Ken decided to take things one step further in 2007 when he conquered a sponsored climb of Mount Kilimanjaro aged 67 and later decided to set himself the challenge of cycling as much of the Santiago de Compostela trails as possible, despite being diagnosed with osteo arthritis shortly before his first trip.
Ken said: “I initially intended to walk one of the pilgrimage routes to Santiago de Compostela but when this became impossible I simply altered my mode of travel to bike. I thoroughly enjoyed the first trip and after discovering the addictive nature of the routes I’ve returned every year for the last eight years to complete new segments and I’ve completed around 2,000km in total.
“The cycling pilgrimages have been very successful, raising a further £44,000 for Mercy Ships. My next fundraising project will be a little closer to home. Next year I shall be cycling down from Loosley Row in Buckinghamshire to Lymington on the South Coast of England, taking the ferry to the Isle of Wight and then doing a complete circuit of the island.
“I’ve been astonished by the donations received over the last nine years but Mercy Ships is a very deserving cause which is helping so many of the world’s poor by offering free medical treatment and support. I will be 77 years old by next year but I know I’ve got plenty more miles left in my legs yet!”

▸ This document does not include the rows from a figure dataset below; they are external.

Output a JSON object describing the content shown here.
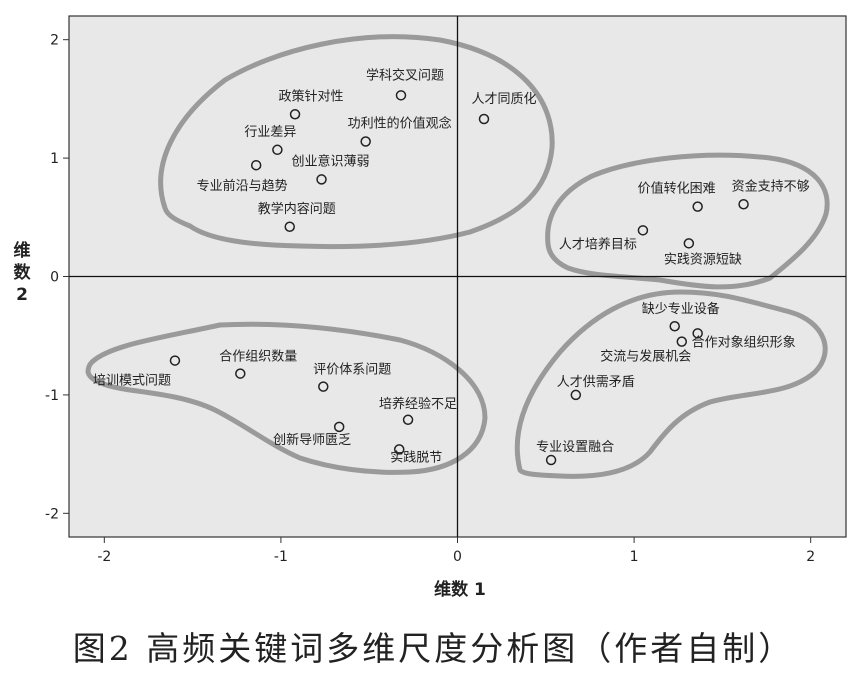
{
  "caption": "图2 高频关键词多维尺度分析图（作者自制）",
  "chart_data": {
    "type": "scatter",
    "xlabel": "维数 1",
    "ylabel": "维数 2",
    "xlim": [
      -2.2,
      2.2
    ],
    "ylim": [
      -2.2,
      2.2
    ],
    "xticks": [
      -2,
      -1,
      0,
      1,
      2
    ],
    "yticks": [
      -2,
      -1,
      0,
      1,
      2
    ],
    "grid": false,
    "background": "#e8e8e8",
    "point_color": "#222222",
    "cluster_outline_color": "#9a9a9a",
    "points": [
      {
        "label": "学科交叉问题",
        "x": -0.32,
        "y": 1.53
      },
      {
        "label": "人才同质化",
        "x": 0.15,
        "y": 1.33
      },
      {
        "label": "政策针对性",
        "x": -0.92,
        "y": 1.37
      },
      {
        "label": "功利性的价值观念",
        "x": -0.52,
        "y": 1.14
      },
      {
        "label": "行业差异",
        "x": -1.02,
        "y": 1.07
      },
      {
        "label": "创业意识薄弱",
        "x": -0.77,
        "y": 0.82
      },
      {
        "label": "专业前沿与趋势",
        "x": -1.14,
        "y": 0.94
      },
      {
        "label": "教学内容问题",
        "x": -0.95,
        "y": 0.42
      },
      {
        "label": "价值转化困难",
        "x": 1.36,
        "y": 0.59
      },
      {
        "label": "资金支持不够",
        "x": 1.62,
        "y": 0.61
      },
      {
        "label": "人才培养目标",
        "x": 1.05,
        "y": 0.39
      },
      {
        "label": "实践资源短缺",
        "x": 1.31,
        "y": 0.28
      },
      {
        "label": "缺少专业设备",
        "x": 1.23,
        "y": -0.42
      },
      {
        "label": "交流与发展机会",
        "x": 1.27,
        "y": -0.55
      },
      {
        "label": "合作对象组织形象",
        "x": 1.36,
        "y": -0.48
      },
      {
        "label": "人才供需矛盾",
        "x": 0.67,
        "y": -1.0
      },
      {
        "label": "专业设置融合",
        "x": 0.53,
        "y": -1.55
      },
      {
        "label": "培训模式问题",
        "x": -1.6,
        "y": -0.71
      },
      {
        "label": "合作组织数量",
        "x": -1.23,
        "y": -0.82
      },
      {
        "label": "评价体系问题",
        "x": -0.76,
        "y": -0.93
      },
      {
        "label": "培养经验不足",
        "x": -0.28,
        "y": -1.21
      },
      {
        "label": "创新导师匮乏",
        "x": -0.67,
        "y": -1.27
      },
      {
        "label": "实践脱节",
        "x": -0.33,
        "y": -1.46
      }
    ]
  }
}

Mercy Ships is currently docked in the port of Cotonou, in Benin, for a ten-month field service during which time the ships team of medical volunteers are expected to perform 1,700 life-changing surgeries on board and treat more than 8,000 people at a land-based dental clinic.
Lea Milligan, Executive Director of Mercy Ships UK, said: “Our volunteers are the lifeblood of Mercy Ships and allow us to provide free medical services to the poorest of the poor. Mercy Ships is only able to exist and to carry out its mission thanks to volunteers such as Ken and June Brazier.
“Ken’s fundraising efforts have been unbelievable and the generosity of his friends, family and supporters in their donations is having a direct impact upon hundreds of people’s lives in Africa right now.
“Benin, where the Africa Mercy is currently docked, is considered to be one of the poorest countries in the world, ranking at 166 out of 187 counties according to the United Nations Humanitarian Development Index. This is the fifth visit by a Mercy Ship to Benin and as well as delivering direct surgical services Mercy Ships will play a key role in delivering education programmes for local health workers to help create a sustainable legacy for the Beninese people.”